Regulators within the S.E.C. are keen on coming to an agreement whether to pursue such action, but at this time one can only speculate how far the government will go to ensure "financial stability" in America.

Gabriel C. Suprise, Group 2

Thursday, February 11, 2010

The Market Sell-off

The market has been noticeably more volatile during the last two weeks during a sharp downward trend. But how much of this is reflecting the strength of the economy? The ISM Manufacturing Index, new jobless claims, and UM's Consumer Sentiment are as strong as they have been since 2008, and the fact that the Federal Reserve is becoming relatively more hawkish suggests the economy is strong enough to withstand less monetary stimulus. So where is this volatility coming from? Some possible reasons include uncertainty over how and when the Federal Reserve will tighten monetary policy, the discussion of a international bank tax, and the potential bailout of Greece. Most of these issues will probably take several months, if not years, to resolve.

Group 5

Fed Looking to Withdraw Liquidity

Chairman Bernanke came out today to discuss the possibility to increasing the Fed's discount rate in the near future. The Fed's discount rate, cousin to the more famous Fed fund's rate, is essentially the interest rate at which banks can borrow directly from the Fed.
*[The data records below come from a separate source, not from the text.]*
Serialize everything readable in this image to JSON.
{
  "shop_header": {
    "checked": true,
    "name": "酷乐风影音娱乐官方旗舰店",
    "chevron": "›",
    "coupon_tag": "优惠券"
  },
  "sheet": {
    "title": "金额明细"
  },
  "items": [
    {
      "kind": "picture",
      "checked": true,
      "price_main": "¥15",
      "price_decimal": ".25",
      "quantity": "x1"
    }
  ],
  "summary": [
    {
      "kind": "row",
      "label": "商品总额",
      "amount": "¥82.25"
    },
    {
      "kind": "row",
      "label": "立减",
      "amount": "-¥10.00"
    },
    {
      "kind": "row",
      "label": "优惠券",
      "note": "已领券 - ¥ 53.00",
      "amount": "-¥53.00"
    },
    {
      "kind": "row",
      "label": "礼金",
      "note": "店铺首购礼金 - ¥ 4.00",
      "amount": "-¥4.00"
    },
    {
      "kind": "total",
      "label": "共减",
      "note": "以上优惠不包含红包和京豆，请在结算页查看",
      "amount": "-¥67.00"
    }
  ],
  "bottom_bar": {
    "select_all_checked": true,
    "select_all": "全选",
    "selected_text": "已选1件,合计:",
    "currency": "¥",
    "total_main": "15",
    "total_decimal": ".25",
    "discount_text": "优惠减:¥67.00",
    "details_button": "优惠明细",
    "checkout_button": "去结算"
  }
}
His raising of the rate would signal that the financial sector is stable enough to operate without any more aid from the Fed, and that upward revision to the Funds rate is on the horizon as well.

In addition, he talked about raising the rate at which the Fed pays interest on bank's required reserves, another measure to withdraw liquidity from the financial system. Taking both actions together, it would seem that Bernanke is bullish on the state of the US economy, and that he is beginning to anticipate, if not take a tougher stance, on inflation.

Group 2

Wednesday, February 10, 2010

Greece

Talks have begun to develop regarding the idea of other European governments agreeing "in principle" to help Greece. This will most likely come through loan guarantees. It really is the last option as the, "European Investment Bank has ruled out its involvement in a bailout, direct EU aid has been eliminated as a possibility and the European Commission vetoed suggestions of IMF involvement. If Greece is indeed bailed out, it will mark the first rescue of a eurozone member since the currency was launched 11 years ago." Will they follow in the footsteps of the U.S.?

Group 3

WSJ Article

Profiting from Bailouts

Henry Paulson, former Treasury chief, and Warren Buffett believe that the bank bailout was a success and could even turn profitable for the U.S. government and taxpayers. Paulson recently published a book, "On the Brink: Inside the Race to Stop the Collapse of the Global Financial System," defending the government's reaction to the economic crisis. At the Greater Omaha Chamber of Commerce's annual meeting, Paulson, supported by Buffett says, "As bad as this is, when we look back it's not as bad as it could have been." (considering Buffett contributed to helping out some banks). Paulson supports many actions taken by the government in the bank bailout, and believes that Wall Street is corrupt and executive pay packages are too high. Buffett supported Paulson throughout the speech, adding his praise for Paulson, the Bush administration, the new Obama administration, Ben Bernancke, and Timothy Geithner for their actions during the crisis.